Seattle Business And Labor Leaders Reach Compromise For Historic $15 Minimum Wage
Just one day after a minority of 41 Republican Senators prevented a federal minimum wage increase to $10.10 from even being debated, Seattle announced a plan to raise its minimum wage to $15 per hour. The deal, brokered by Mayor Ed Murray and developed by labor leaders, business leaders, restaurateurs, and community groups, epitomizes the stark contrast between the intransigence of one party in the nation’s capital, and the spirit of compromise elsewhere that can lead to real progress.
The $15 minimum wage will be the highest in the nation. It is a demonstration of policy-making that will grow the economy from the middle-out, not the top down. These businesses, community leaders, and labor leaders in Seattle all understand the benefit of raising the minimum wage—it would put more money in the pocket of workers who will turn around and spend that money at businesses large and small. More customers means more jobs and a stronger economy for everyone. Seattle is “showing how we as a city can lead the conversation” for the nation on income inequality, said Mayor Ed Murray.
The new pay floor will phase in at different speeds for businesses of different sizes, but all employers will have to meet the $15 minimum wage by the end of the decade. Businesses with more than 500 employees nationwide will have a three-year phase-in period, while smaller employers get five years to ratchet up their payscales.
After reaching $15 an hour, the city’s minimum wage will automatically climb by 2.4 percent each year regardless of the rate of inflation.

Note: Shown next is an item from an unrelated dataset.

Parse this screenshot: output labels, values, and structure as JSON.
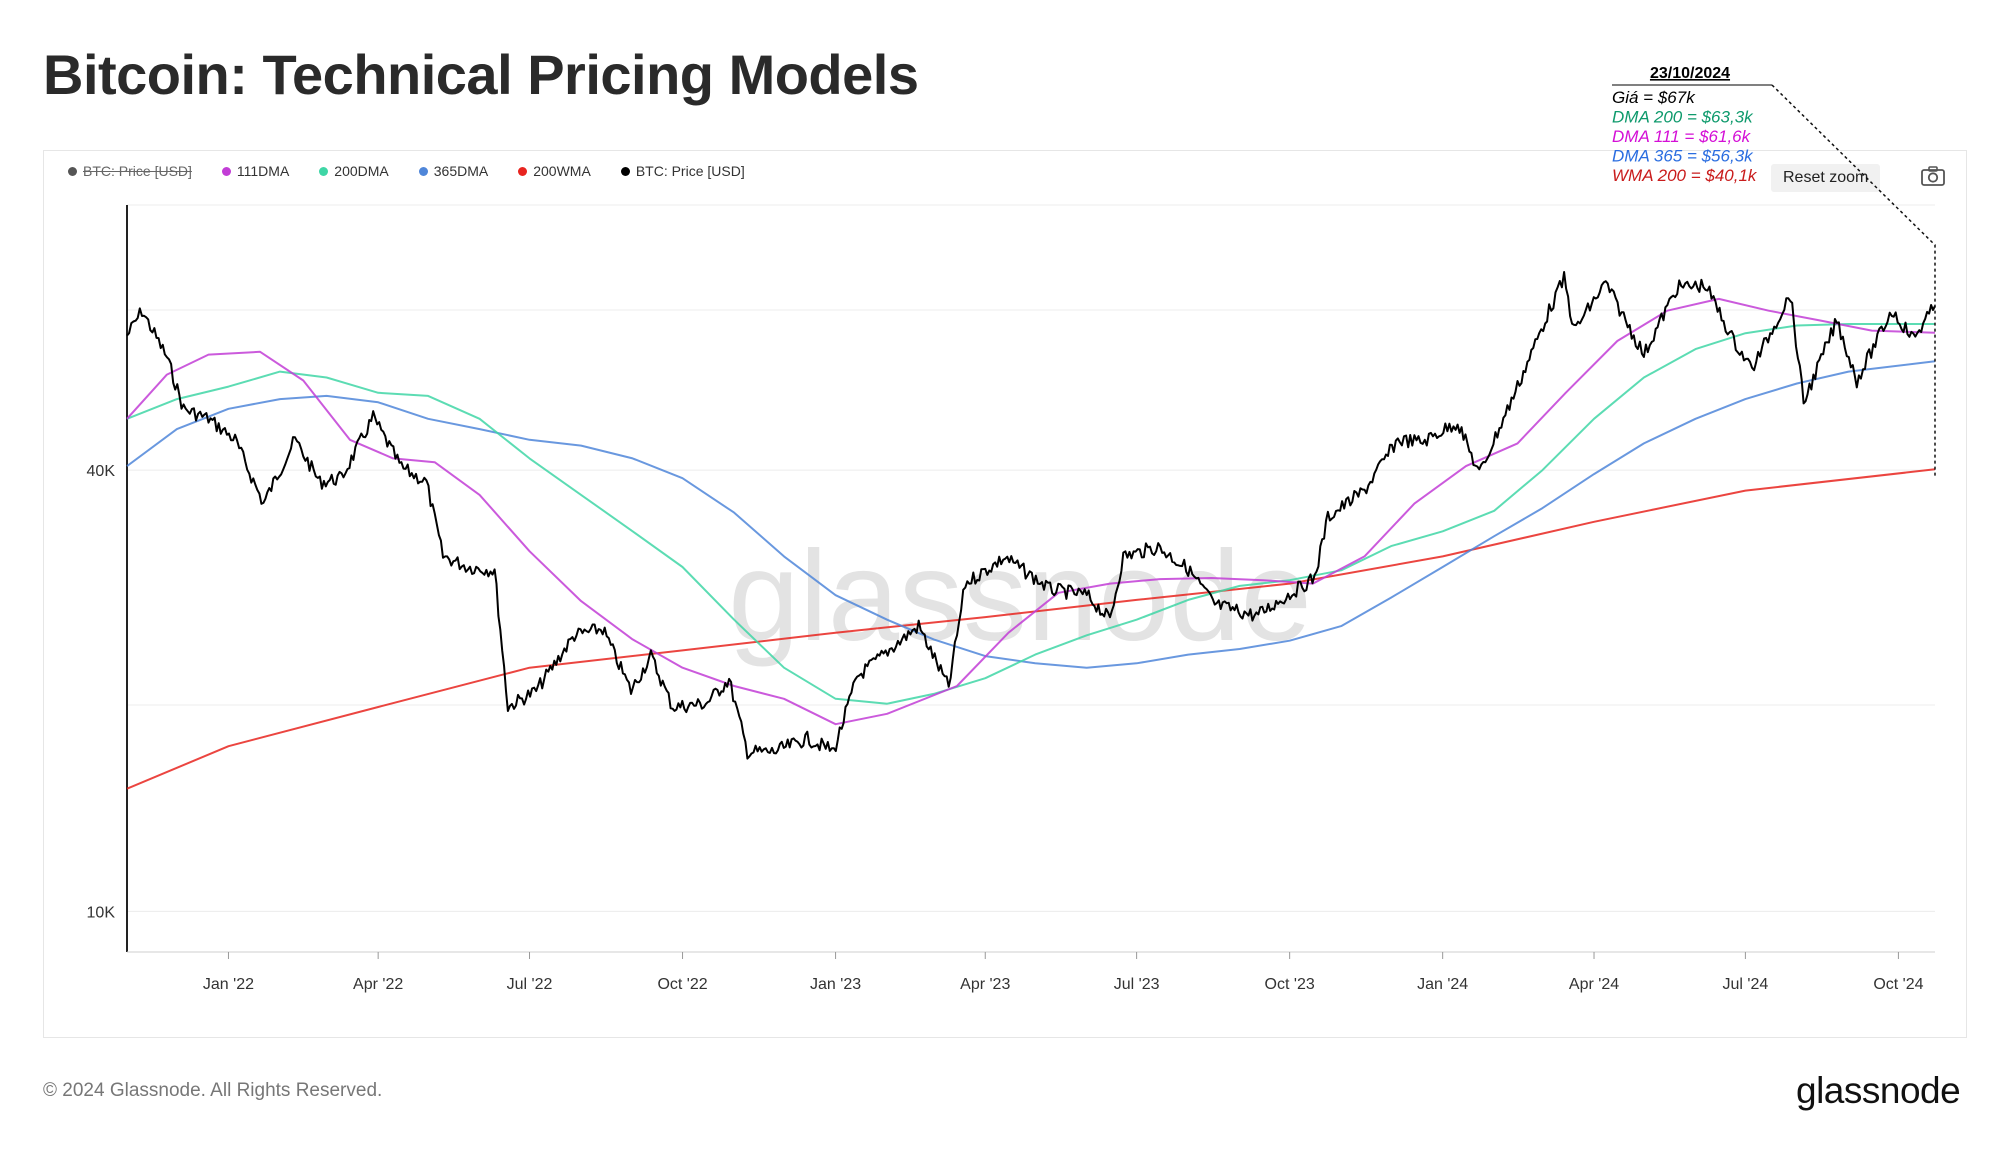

Even among states with relatively strong minimum wage laws, automatic increases are uncommon. Thursday’s deal will make Seattle the national leader on municipal minimum wage laws. Washington currently has the highest pay floor of any state at $9.32 per hour.
Like one would expect with any major policy compromise, the deal has been in the works for months and took time to iron out. The Mayor initially pushed for a $15 minimum wage last December, when he created an income inequality advisory group representing to come up with a plan to raise the wage to that level in four months. At certain points in the process the deal looked dead. But yesterday, just an hour before the deadline, the necessary “super-majority” was reached with 21 of the 24 committee members approving the deal.
Seattle, while pushing the largest increase, isn’t the only success story of cities and states taking action to raise the minimum wage while Congress flounders. Here are a few others:
- Hawaii: Voted to raise its minimum wage to $10.10 on April 30th
- Connecticut: Raised its minimum wage to $10.10 on March 27th
- Maryland: Raised its minimum wage to $10.10 on April 7th
- Minnesota: Raised its minimum wage to $9.50 on April 10th
- Washington, DC: Raised its minimum wage to $11.50 by 2016 on January 15th
BOTTOM LINE: Washington, DC can learn a lot from Seattle, Washington. It’s time to stop playing politics with people’s lives and start building an economy that works for everyone.